Lookahead Optimizer Wrapper

Why this matters

Lookahead (Zhang et al. 2019) is a meta-optimizer that wraps any inner optimizer with a two-tier weight scheme. It consistently improves convergence for Adam and SGD on both vision and NLP tasks, and is widely used as a drop-in wrapper.

How it works

Lookahead maintains two sets of weights:

Fast weights — updated every step by the inner optimizer.
Slow weights — updated every sync_period steps via interpolation: slow ← slow + slow_step_size * (fast - slow)

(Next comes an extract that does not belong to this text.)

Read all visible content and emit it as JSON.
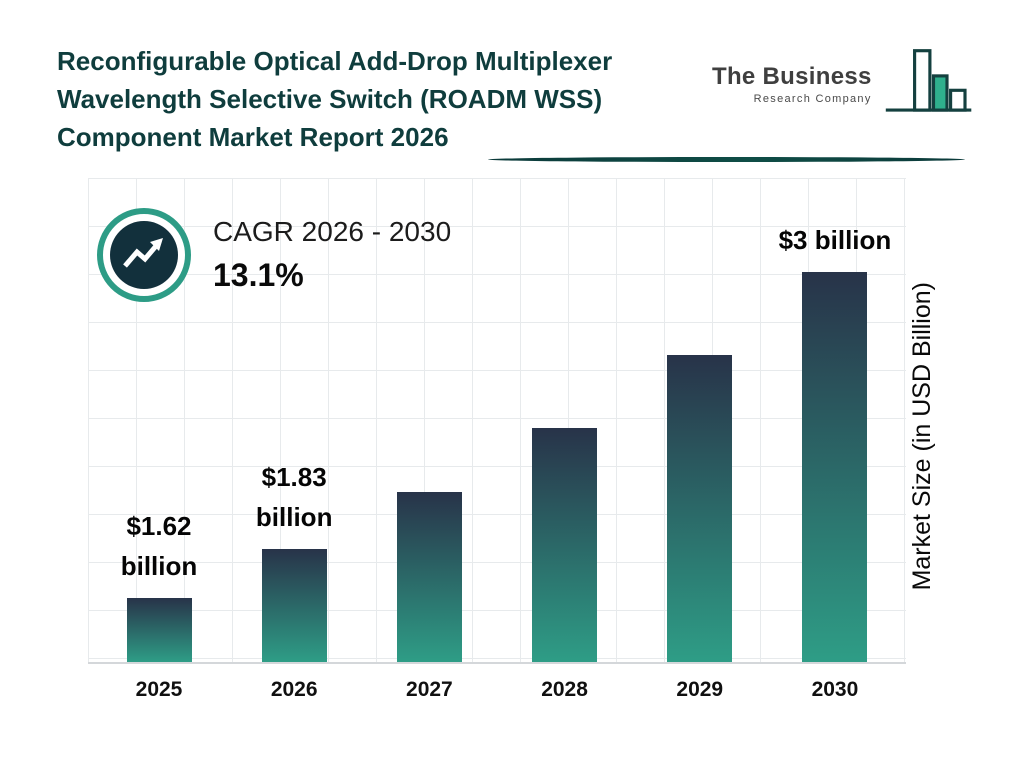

On non-sync steps, fast weights move normally and slow weights are frozen. After sync, both fast and slow are reset to the interpolated value.

Using it in Optax

fast_optimizer = optax.sgd(lr)
optimizer = optax.lookahead(fast_optimizer,
                            sync_period=sync_period,
                            slow_step_size=slow_step_size)
lookahead_params = optax.LookaheadParams(fast=params, slow=params)
opt_state = optimizer.init(lookahead_params)
updates, _ = optimizer.update(grads, opt_state, lookahead_params)
new_params = optax.apply_updates(lookahead_params, updates)
return new_params.fast

Common pitfalls

You must wrap params in LookaheadParams(fast=..., slow=...).
The return value is new_params.fast (the fast-weight branch).
On a single step (sync_period > 1), slow weights do not change.

Inputs

params: 1-D JAX array (initial fast and slow weights, both equal).
grads: 1-D JAX array of gradients (same shape).
lr: inner SGD learning rate.
slow_step_size: interpolation step for slow weights at sync.
sync_period: steps between slow-weight syncs (float, cast to int).

Output

1-D array — updated fast weights after one optimizer step.